REPUBLIKA.CO.ID, JAKARTA -- Pengamat politik dari Lembaga Ilmu Pengetahuan Indonesi (LIPI) Firman Noor menjelaskan harus ada indikator yang jelas dan spesifik ketika Presiden Joko Widodo (Jokowi) ingin melakukan reshuffle kabinet. Indikator yang spesifik itu, lanjutnya, pasti berbeda di setiap kemeneterian.
"Indikiator, misalnya, apakah kementerian terkait sejalan atau tidak dengan rencana-rencana presdien," kata Firman pada Republika, Senin (20/4).
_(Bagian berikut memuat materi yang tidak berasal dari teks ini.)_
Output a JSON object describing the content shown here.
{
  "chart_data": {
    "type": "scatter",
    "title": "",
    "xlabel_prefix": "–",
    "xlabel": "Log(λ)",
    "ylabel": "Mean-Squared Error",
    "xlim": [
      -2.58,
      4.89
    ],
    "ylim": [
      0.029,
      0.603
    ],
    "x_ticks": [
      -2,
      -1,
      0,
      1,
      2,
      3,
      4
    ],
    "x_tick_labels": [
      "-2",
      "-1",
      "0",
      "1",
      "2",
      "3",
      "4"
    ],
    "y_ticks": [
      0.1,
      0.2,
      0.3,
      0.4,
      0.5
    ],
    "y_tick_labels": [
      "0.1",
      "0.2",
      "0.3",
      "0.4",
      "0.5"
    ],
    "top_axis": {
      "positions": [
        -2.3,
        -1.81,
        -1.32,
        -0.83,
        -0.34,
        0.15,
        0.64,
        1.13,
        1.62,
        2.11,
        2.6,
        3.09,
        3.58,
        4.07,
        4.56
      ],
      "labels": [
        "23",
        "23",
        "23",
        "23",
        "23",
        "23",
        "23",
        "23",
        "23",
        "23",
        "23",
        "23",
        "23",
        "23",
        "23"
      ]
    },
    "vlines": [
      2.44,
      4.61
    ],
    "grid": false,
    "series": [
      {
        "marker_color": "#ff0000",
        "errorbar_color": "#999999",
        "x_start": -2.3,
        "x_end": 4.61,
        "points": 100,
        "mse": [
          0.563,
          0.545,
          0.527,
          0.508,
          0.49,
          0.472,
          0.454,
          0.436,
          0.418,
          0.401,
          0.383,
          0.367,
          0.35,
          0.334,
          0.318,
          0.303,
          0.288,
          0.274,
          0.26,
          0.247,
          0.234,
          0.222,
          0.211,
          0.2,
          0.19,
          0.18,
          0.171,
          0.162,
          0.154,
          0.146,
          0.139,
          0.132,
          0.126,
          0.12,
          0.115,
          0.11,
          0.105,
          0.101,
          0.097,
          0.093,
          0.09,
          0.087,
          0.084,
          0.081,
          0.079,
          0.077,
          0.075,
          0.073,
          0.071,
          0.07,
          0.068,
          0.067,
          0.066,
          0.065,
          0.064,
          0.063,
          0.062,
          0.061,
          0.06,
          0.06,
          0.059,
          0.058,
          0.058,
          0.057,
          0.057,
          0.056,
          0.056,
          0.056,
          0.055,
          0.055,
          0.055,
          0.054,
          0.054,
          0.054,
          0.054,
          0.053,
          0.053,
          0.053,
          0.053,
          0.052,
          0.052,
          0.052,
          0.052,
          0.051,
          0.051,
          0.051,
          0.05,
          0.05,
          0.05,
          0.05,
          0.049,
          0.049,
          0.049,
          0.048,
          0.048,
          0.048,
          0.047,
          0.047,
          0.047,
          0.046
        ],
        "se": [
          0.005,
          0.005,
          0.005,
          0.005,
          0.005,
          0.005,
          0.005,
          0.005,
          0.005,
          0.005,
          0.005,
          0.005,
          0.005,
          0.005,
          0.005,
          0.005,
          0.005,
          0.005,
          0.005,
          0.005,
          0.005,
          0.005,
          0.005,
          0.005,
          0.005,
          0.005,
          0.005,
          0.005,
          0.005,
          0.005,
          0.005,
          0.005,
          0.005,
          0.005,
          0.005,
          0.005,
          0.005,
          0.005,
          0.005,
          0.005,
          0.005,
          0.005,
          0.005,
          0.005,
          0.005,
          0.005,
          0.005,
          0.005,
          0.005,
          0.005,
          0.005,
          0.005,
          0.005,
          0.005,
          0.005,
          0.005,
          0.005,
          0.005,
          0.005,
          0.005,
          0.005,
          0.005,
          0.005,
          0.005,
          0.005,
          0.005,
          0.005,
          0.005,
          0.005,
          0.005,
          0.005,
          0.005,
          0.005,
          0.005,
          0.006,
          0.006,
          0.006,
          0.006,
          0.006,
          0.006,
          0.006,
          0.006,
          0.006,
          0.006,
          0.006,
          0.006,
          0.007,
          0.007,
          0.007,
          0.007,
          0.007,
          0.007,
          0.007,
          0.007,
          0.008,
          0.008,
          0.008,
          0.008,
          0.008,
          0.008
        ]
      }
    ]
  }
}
Karena, tambanya, penafsiran para menteri terkait rencana presiden bisa saja cacat.
Firman menambahkan adanya wacana reshuffle ini juga menunjukan ketidaksabaran masyarakat pada pemerintahan.
"Seperti menteri yang hanya jalan di tempat," ungkapnya.
Sebelumnya, wacana akan adanya reshuffle Kabinet Kerja Joko Widodo semakin menguat. Ada empat nama mengemuka yang disebut akan menggantikan menteri lama yang dianggap tidak bisa bekerja dan tidak loyal kepada presiden. Reshuffle akan dilakukan bersamaan dengan penggantian pejabat Kepala Badan Intelijen Negara (BIN).
Ketua DPP Hanura, Dadang Rusdiana juga menilai, selama satu semester kepemimpinannya, sudah waktunya Jokowi memertimbangkan untuk merombak kabinetnya.
"Setelah 6 bulan ini, nampaknya Jokowi harus segera berpikir tentang reshufle kabinet," kata dia pada Republika, Ahad (19/4).